Greg Shill: I agree with that. Jonathan has another book called "From Mobility to Accessibility," and that was being published around the time that we met and that really opened my eyes to this concept of accessibility, which I think is worth just disambiguating briefly for the audience. This is not accessibility in the kind of ADA sense. It has a familial relationship to that concept in that they’re both about ensuring universal access, but accessibility the way that urban planners talk about it is about ensuring access to destinations.

The last high-speed train I was on topped out of 300 kilometers an hour. And I took a selfie with the LED sign and had a big grin on my face. It’s certainly fun to go fast, but I think it’s important to differentiate that really from the core purpose. I wasn’t on the train for the purpose of going 300 kilometers an hour. For the overwhelming majority of trips, even a Sunday drive is an uncommon phenomenon proportionally to the amount of trips and the distances that are traveled. So it makes sense I think to anchor the conversation in this concept of accessibility.

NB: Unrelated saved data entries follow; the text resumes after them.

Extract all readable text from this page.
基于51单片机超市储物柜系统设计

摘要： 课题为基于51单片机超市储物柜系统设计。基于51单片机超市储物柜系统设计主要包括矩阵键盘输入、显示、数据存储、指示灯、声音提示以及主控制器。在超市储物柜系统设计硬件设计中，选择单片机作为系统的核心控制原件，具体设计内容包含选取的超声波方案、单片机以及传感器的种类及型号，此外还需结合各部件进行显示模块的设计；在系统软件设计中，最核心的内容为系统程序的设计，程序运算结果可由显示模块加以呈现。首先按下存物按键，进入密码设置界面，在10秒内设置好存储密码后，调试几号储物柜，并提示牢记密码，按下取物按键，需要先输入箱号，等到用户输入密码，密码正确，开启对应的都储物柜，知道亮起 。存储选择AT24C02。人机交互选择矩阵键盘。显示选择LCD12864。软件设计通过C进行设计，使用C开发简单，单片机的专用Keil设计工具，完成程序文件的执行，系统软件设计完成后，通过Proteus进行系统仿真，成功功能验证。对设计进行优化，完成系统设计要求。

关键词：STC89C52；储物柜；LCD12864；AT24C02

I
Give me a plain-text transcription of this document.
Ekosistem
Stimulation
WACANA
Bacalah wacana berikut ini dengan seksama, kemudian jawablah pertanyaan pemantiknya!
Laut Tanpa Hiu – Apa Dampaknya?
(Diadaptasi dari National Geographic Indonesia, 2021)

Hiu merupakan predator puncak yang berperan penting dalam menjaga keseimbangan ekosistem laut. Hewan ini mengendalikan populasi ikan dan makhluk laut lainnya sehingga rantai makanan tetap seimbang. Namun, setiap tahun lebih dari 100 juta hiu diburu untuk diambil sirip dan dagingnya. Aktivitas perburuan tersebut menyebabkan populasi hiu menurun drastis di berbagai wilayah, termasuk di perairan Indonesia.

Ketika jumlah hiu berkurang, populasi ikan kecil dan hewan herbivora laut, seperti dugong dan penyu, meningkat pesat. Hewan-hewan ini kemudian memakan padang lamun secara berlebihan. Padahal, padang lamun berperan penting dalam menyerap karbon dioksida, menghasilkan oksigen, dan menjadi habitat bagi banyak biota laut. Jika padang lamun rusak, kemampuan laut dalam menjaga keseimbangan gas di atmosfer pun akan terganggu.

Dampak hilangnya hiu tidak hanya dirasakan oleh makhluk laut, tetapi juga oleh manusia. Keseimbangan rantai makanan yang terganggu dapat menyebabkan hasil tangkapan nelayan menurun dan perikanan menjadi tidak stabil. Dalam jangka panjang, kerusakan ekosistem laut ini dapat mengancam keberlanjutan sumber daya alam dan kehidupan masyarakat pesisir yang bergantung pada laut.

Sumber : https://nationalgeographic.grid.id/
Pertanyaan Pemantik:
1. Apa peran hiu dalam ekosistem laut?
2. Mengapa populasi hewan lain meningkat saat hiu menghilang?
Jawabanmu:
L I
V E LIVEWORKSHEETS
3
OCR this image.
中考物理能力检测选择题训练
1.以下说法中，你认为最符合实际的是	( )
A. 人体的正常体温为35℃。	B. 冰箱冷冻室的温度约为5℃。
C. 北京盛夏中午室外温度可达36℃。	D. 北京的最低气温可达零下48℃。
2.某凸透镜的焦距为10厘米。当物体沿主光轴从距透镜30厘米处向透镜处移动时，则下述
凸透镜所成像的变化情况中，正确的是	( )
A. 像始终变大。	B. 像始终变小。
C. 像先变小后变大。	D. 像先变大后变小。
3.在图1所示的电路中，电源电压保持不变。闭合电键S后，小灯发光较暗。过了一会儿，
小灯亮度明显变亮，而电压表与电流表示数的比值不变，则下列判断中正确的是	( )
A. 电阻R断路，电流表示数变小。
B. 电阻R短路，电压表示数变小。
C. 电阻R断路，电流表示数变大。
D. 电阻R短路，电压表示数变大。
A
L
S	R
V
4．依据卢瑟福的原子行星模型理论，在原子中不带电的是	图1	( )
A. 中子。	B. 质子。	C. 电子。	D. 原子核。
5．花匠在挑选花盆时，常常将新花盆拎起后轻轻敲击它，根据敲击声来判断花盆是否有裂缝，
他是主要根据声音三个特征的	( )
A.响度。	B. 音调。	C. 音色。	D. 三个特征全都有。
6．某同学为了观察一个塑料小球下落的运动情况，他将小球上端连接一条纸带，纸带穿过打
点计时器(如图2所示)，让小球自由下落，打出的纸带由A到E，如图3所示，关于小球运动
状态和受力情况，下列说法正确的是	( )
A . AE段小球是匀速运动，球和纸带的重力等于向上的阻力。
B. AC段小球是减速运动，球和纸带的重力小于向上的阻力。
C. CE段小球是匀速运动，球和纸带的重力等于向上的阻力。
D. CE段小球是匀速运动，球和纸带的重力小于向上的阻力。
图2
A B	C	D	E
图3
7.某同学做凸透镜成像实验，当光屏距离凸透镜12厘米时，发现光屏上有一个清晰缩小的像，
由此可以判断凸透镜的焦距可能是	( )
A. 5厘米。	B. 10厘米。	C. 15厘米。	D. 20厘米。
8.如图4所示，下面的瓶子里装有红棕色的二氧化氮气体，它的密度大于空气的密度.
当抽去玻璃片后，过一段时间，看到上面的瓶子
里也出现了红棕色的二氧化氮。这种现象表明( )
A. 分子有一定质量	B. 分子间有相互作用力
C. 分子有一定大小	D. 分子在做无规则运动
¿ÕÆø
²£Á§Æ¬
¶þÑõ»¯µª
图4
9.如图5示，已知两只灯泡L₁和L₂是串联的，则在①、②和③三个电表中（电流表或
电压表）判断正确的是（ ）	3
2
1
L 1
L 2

Jonathan Levine: "Accessibility" brings proximity into the equation. So mobility-based planning gauges the quality of transportation strictly on how easily one can move to a destination. But the problem is that’s a poor metric for indicating how well one can reach one’s destinations because you can have high accessibility even if you can’t move very fast, if your proximity is high, if your destinations are close or alternatively your destinations can be far away and you can move fast, but you still have low accessibility. So it’s really only accessibility that gauges the value of the transportation and land use system to people.